You were supposed to exhibit in a collaborative exhibition called Obvious, what was the theme of that exhibition?
“The theme is simply obvious. Things that are obvious. It’s an interesting one and that’s what the artists responded to. It was supposed to take place in R-Space Gallery in Lisburn and it’s part of a series of exhibitions called the Materials, Messages and Meanings series. There are quite a few artists involved, namely Aoife O’Connor, she is also artist in residence with myself this year, Gary Shaw, Jill Philips, Mr Paper and Pauline Clancy. Although it’s been postponed due to Covid-19, there will be a confirmed date hopefully quite soon.”
You also have the Georgian Gallery solo exhibition coming up in Ards’ Art Centre, is there a theme for that?
“I think it will be continuation of the work from my degree show, work that uses art and plays with perception in a certain way. It will include some existing artworks plus some new pieces. I’m currently working my head around all those things. It’s really exciting as it’s my first solo exhibition. I’m really pleased and the gallery is lovely, the light there is just wonderful.”
And when is that likely to take place?
“September. I haven’t heard anything about a possible postponement, but I have yet to have the date confirmed.”
This next question, I like to call ‘the mortgage question’. I know quite a few friends who have went and studied art. After graduating they went full throttle and after a while ‘real life’ kicked in: relationships, mortgages, children etc. pulled them away from their art. What do you plan to do to avoid the ‘mortgage effect’?
“It’s a funny question and it’s difficult because being an artist is a job, and it’s an amazing job, but I also read and research about art as an escape from everyday life. If I’m not making art, I’m still thinking about making art. These things happen in all professions and to me, that’s okay if life takes over for a while, I think I’ll just roll with the punches and go with it. As ana artist I think we can actually use those moments and things that are happening in life like, kids, relationships etc. as a tool to make art and use as inspiration. Hopefully I will just keep going.”

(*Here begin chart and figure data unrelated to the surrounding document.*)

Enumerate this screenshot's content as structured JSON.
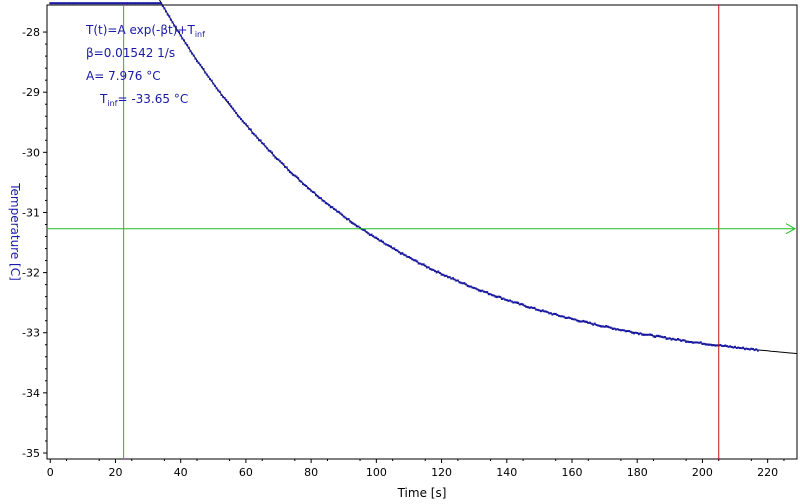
{
  "chart_data": {
    "type": "scatter",
    "title": "",
    "xlabel": "Time [s]",
    "ylabel": "Temperature [C]",
    "xlim": [
      -1,
      229
    ],
    "ylim": [
      -35.1,
      -27.55
    ],
    "xticks": [
      "0",
      "20",
      "40",
      "60",
      "80",
      "100",
      "120",
      "140",
      "160",
      "180",
      "200",
      "220"
    ],
    "yticks": [
      "-28",
      "-29",
      "-30",
      "-31",
      "-32",
      "-33",
      "-34",
      "-35"
    ],
    "grid": false,
    "fit": {
      "formula": "T(t)=A exp(-βt)+T",
      "formula_sub": "inf",
      "beta": "β=0.01542 1/s",
      "A": "A= 7.976 °C",
      "tinf_label": "T",
      "tinf_sub": "inf",
      "tinf_value": "= -33.65 °C",
      "beta_value": 0.01542,
      "A_value": 7.976,
      "tinf_num": -33.65,
      "t0": 17
    },
    "data_series": {
      "start": 0,
      "end": 217,
      "plateau": -27.52,
      "step": 0.5,
      "color": "#1a1aa6"
    },
    "cursors": {
      "vertical_green_x": 22.5,
      "vertical_red_x": 205,
      "horizontal_green_y": -31.27
    },
    "colors": {
      "data": "#1a1aa6",
      "fit": "#000000",
      "green_cursor": "#22bb22",
      "red_cursor": "#cc1111",
      "axis": "#000000",
      "ylabel": "#1a1aa6"
    }
  }
}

We were talking about the evolution of art and how one movement leads to and pushes forth another. The great renaissance masters such as Botticelli, Michelangelo, Caravaggio and the likes would probably look down on the works of Van Gogh, Monet, Picasso and others, who today are celebrated, and rightly so. What do you think of modern art? Tracey Emin’s My Bed sold for £2.2 million, and I’m not just talking about the New British Artist movement; in the 1960s an artist called Piero Manzoni produced 90 can of his own shit, one of which recently sold for 122,000 euro, do you deem either as art?
“Yes, I do. Anything is art. I think it’s funny because even in this situation, I think the definition of art is so vast and although a lot of people think, ‘oh a can of shit isn’t art’, but I really liked that artwork because I think there’s something about it. He never actually showed it, the audience couldn’t actually prove there was shit in the tin. He actually sold an idea. It’s an interesting example of how people experience art and how people buy into art. It comes down again to your integrity as an artist and again the art market question of definition and value. I would definitely classify that as art.”
So there it is: from childhood doodling to an interest in optics, art college, and cans of shit.
Aimee Nelson: coming to a gallery near you, soon.